Vocês chegam à vossa rua às 23h30, estacionam o carro, fecham tudo e vão para casa descansados. Vêem um bocadinho de TV, entretêm-se e vão para a cama. E por volta das 2h da manhã, quando não há vivalma na rua, começam a ouvir um apito contínuo.

Será um alarme? Serão os bombeiros? Será o super-homem?

Levantam-se para ir à janela ver do que se trata. Mais do que um apito ou alarme, começam a perceber que parece uma buzina de carro. 

Mas não há ninguém na rua...

O estacionamento está cheio de carros e o barulho vem de lá, um som de buzina forte e incessante, ainda que não se consiga perceber exactamente de onde. Não há ninguém nos carros. Nem nas janelas a espreitar, aparentemente. A rua está o mais calma possível, à excepção daquele som intenso e contínuo que atravessa a noite. Durante mais de 10 minutos tentam descortinar de onde virá. Apercebem-se de um vizinho que desce à rua para verificar se é o seu carro, mas não vêem mais movimentações. O barulho não pára e pouco fraqueja, mesmo depois desse tempo.  

Mas como é que é possível? Não pode ser, não há ninguém! Será o meu carro? Pode ser qualquer um...  Será o meu..? E se for o meu? Naaa, não é possível, não está lá ninguém, eu saí do carro há mais de duas horas, como é que ele ia começar a apitar sozinho... Ele já apitou sozinho mas era comigo lá, que ficou com a buzina presa, agora assim... Naaa, não pode ser...
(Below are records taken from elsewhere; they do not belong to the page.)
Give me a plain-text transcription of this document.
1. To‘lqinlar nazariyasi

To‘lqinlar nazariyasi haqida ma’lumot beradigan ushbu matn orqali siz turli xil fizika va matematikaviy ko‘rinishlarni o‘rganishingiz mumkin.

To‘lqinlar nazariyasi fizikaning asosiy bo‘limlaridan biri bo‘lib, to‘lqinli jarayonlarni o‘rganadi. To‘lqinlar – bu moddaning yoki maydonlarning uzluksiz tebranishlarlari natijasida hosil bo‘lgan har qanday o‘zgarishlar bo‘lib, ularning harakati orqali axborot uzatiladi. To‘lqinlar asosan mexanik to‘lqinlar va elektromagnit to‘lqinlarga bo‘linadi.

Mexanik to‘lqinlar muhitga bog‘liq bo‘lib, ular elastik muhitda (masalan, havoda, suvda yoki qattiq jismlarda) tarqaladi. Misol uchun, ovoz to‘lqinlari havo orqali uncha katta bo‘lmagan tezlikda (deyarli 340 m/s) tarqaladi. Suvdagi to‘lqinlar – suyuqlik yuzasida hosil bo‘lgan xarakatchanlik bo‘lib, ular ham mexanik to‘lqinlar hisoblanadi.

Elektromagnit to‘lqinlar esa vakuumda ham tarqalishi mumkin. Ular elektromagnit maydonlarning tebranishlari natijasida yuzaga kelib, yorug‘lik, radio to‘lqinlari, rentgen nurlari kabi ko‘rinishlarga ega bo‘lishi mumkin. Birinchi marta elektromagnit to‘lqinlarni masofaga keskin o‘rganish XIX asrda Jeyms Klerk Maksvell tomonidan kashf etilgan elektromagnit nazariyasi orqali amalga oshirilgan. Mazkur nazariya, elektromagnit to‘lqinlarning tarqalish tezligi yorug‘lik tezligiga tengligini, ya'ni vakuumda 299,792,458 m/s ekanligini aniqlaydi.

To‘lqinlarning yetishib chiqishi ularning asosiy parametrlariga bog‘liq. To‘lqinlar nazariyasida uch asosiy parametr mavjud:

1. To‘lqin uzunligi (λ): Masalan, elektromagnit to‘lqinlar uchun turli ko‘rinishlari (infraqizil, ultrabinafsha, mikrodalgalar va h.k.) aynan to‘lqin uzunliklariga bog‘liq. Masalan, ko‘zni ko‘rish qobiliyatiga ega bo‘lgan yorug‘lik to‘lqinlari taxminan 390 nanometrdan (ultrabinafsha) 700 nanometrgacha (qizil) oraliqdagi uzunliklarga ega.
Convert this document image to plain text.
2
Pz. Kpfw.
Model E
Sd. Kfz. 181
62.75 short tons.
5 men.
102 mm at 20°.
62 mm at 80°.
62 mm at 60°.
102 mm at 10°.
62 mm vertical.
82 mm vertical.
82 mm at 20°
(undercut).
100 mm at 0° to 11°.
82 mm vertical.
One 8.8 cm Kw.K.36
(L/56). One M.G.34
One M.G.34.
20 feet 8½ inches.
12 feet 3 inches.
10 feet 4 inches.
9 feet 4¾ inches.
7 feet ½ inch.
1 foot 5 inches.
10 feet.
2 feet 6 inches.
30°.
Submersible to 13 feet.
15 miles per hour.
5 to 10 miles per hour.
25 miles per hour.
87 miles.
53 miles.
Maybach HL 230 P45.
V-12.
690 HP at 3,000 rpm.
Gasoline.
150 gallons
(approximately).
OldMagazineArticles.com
Na indecisão, o Apêndice toma a iniciativa e desce para verificar de onde vem o som.

E agora adivinhem qual era, precisamente, o carro que começou a apitar sozinho às 2h da manhã de um domingo/segunda-feira com uma bela intensidade durante mais de 15 minutos.

Pois.

Esse mesmo.

O meu.

Lá foi o apêndice ao ferrari e bastou abanar um fiozinho de nada depois de abrir o capot para a coisa se calar.

Excusado será dizer que, definitivamente, a minha máquina infernal passou de Herbie a Christine

Está vivo. E eu comecei a ficar com medo de lá entrar e ser engolida pelo banco, atacada pelo volante ou estrangulada pelo cinto. Ou qualquer coisa do género.



* No seguimento disto

Ainda ninguém se deu ao trabalho de comentar...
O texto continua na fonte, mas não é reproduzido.